The proximity of the main UK ports and the main ports in North Europe means that historically freight rates to these areas have been the same; however, this relationship has changed over the past year. In a post-Brexit world, shippers are paying a considerable premium for UK ports compared to North Europe. This is the case both on the short- and long-term contracts.
As of mid-February, the short-term market costs an average of USD 15350 to get a container from the Far East to the UK, which has not been under 15000 since mid-September 2021.
Shipping into a port south of the English Channel would save you more than USD 950 per container, as spot rates from the Far East to North Europe never passed the USD 15000 per FEU mark.
Shipping to the UK from the Far East is considerably more expensive than going to the continent.
This premium is, in fact, lower than it has been for many months, having topped at USD 1 995 per FEU in March 2021. In 2021, you would have saved USD 1400 per FEU on average into North Europe instead of the UK, whereas in 2019 and the first half of 2020, the difference in rates was non-existent at USD 70 per FEU.
On the long-term market, the premium for going to the UK has jumped considerably as long-term rates to the UK rose by close to USD 2 000 per FEU as we entered the new year, while those from the Far East to North Europe only increased by USD 200.

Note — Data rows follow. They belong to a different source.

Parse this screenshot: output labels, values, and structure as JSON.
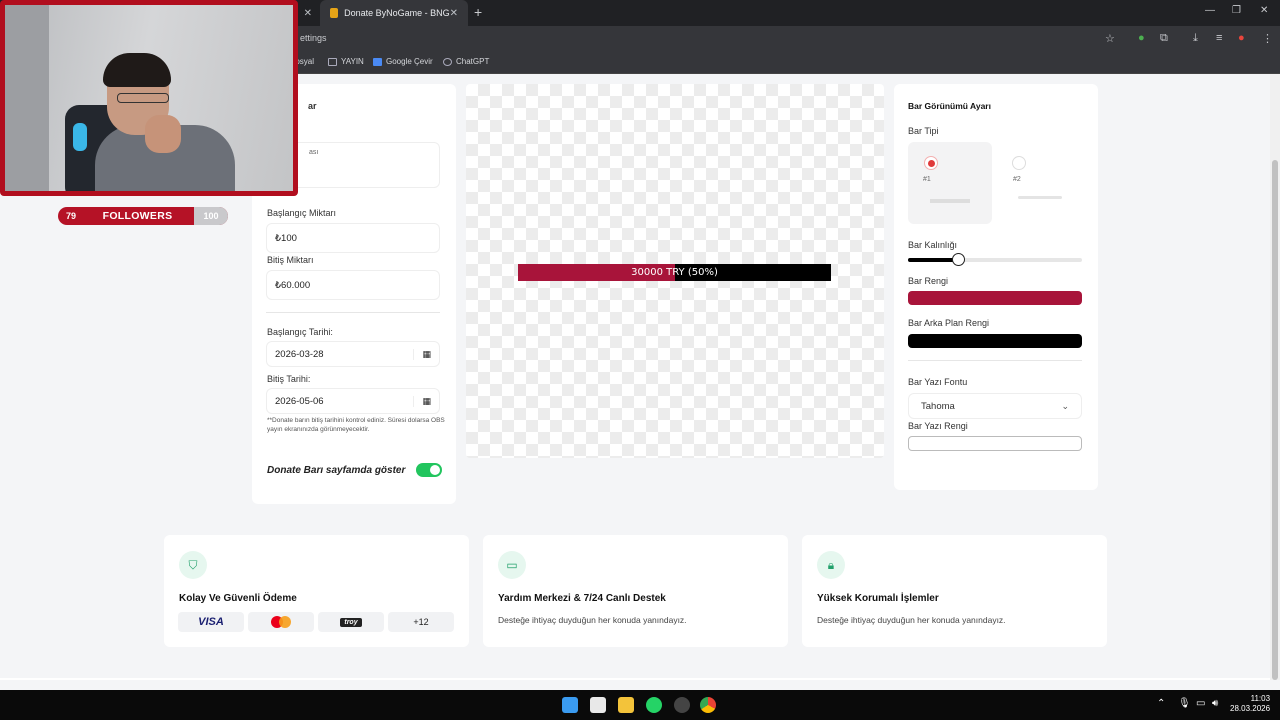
{
  "browser": {
    "tab_active_title": "Donate ByNoGame - BNG Strea",
    "url_fragment": "ettings",
    "bookmarks": [
      "Sosyal",
      "YAYIN",
      "Google Çevir",
      "ChatGPT"
    ]
  },
  "webcam": {
    "followers_current": "79",
    "followers_label": "FOLLOWERS",
    "followers_goal": "100"
  },
  "left_panel": {
    "title_fragment": "ar",
    "textarea_fragment": "ası",
    "start_amount_label": "Başlangıç Miktarı",
    "start_amount_value": "₺100",
    "end_amount_label": "Bitiş Miktarı",
    "end_amount_value": "₺60.000",
    "start_date_label": "Başlangıç Tarihi:",
    "start_date_value": "2026-03-28",
    "end_date_label": "Bitiş Tarihi:",
    "end_date_value": "2026-05-06",
    "note": "**Donate barın bitiş tarihini kontrol ediniz. Süresi dolarsa OBS yayın ekranınızda görünmeyecektir.",
    "toggle_label": "Donate Barı sayfamda göster",
    "toggle_on": true
  },
  "preview": {
    "bar_text": "30000 TRY (50%)",
    "progress": 0.5,
    "fill_color": "#a8143a",
    "bg_color": "#000000"
  },
  "right_panel": {
    "title": "Bar Görünümü Ayarı",
    "bar_type_label": "Bar Tipi",
    "type1_label": "#1",
    "type2_label": "#2",
    "selected_type": "#1",
    "thickness_label": "Bar Kalınlığı",
    "thickness_level": 0.29,
    "bar_color_label": "Bar Rengi",
    "bar_color": "#a8143a",
    "bar_bg_color_label": "Bar Arka Plan Rengi",
    "bar_bg_color": "#000000",
    "font_label": "Bar Yazı Fontu",
    "font_value": "Tahoma",
    "text_color_label": "Bar Yazı Rengi"
  },
  "features": [
    {
      "title": "Kolay Ve Güvenli Ödeme",
      "icon": "shield-check-icon"
    },
    {
      "title": "Yardım Merkezi & 7/24 Canlı Destek",
      "desc": "Desteğe ihtiyaç duyduğun her konuda yanındayız.",
      "icon": "chat-icon"
    },
    {
      "title": "Yüksek Korumalı İşlemler",
      "desc": "Desteğe ihtiyaç duyduğun her konuda yanındayız.",
      "icon": "lock-icon"
    }
  ],
  "payments": [
    "VISA",
    "troy",
    "+12"
  ],
  "taskbar": {
    "time": "11:03",
    "date": "28.03.2026"
  }
}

Rates for long term contracts signed in the past three months stand at USD 11 359 per FEU from the Far East to the UK and USD 9 408 for those going to North Europe.
Of the three ports under Xeneta’s definition of the main UK ports, the lowest freight rate on both the long and short-term market is for containers going to Felixstowe.
At the other end of the scale, London Gateway is by far the most expensive on the long-term market (USD 13 400 per FEU), but is still cheaper than Southampton on the spot market, as here rates lie at USD 15800.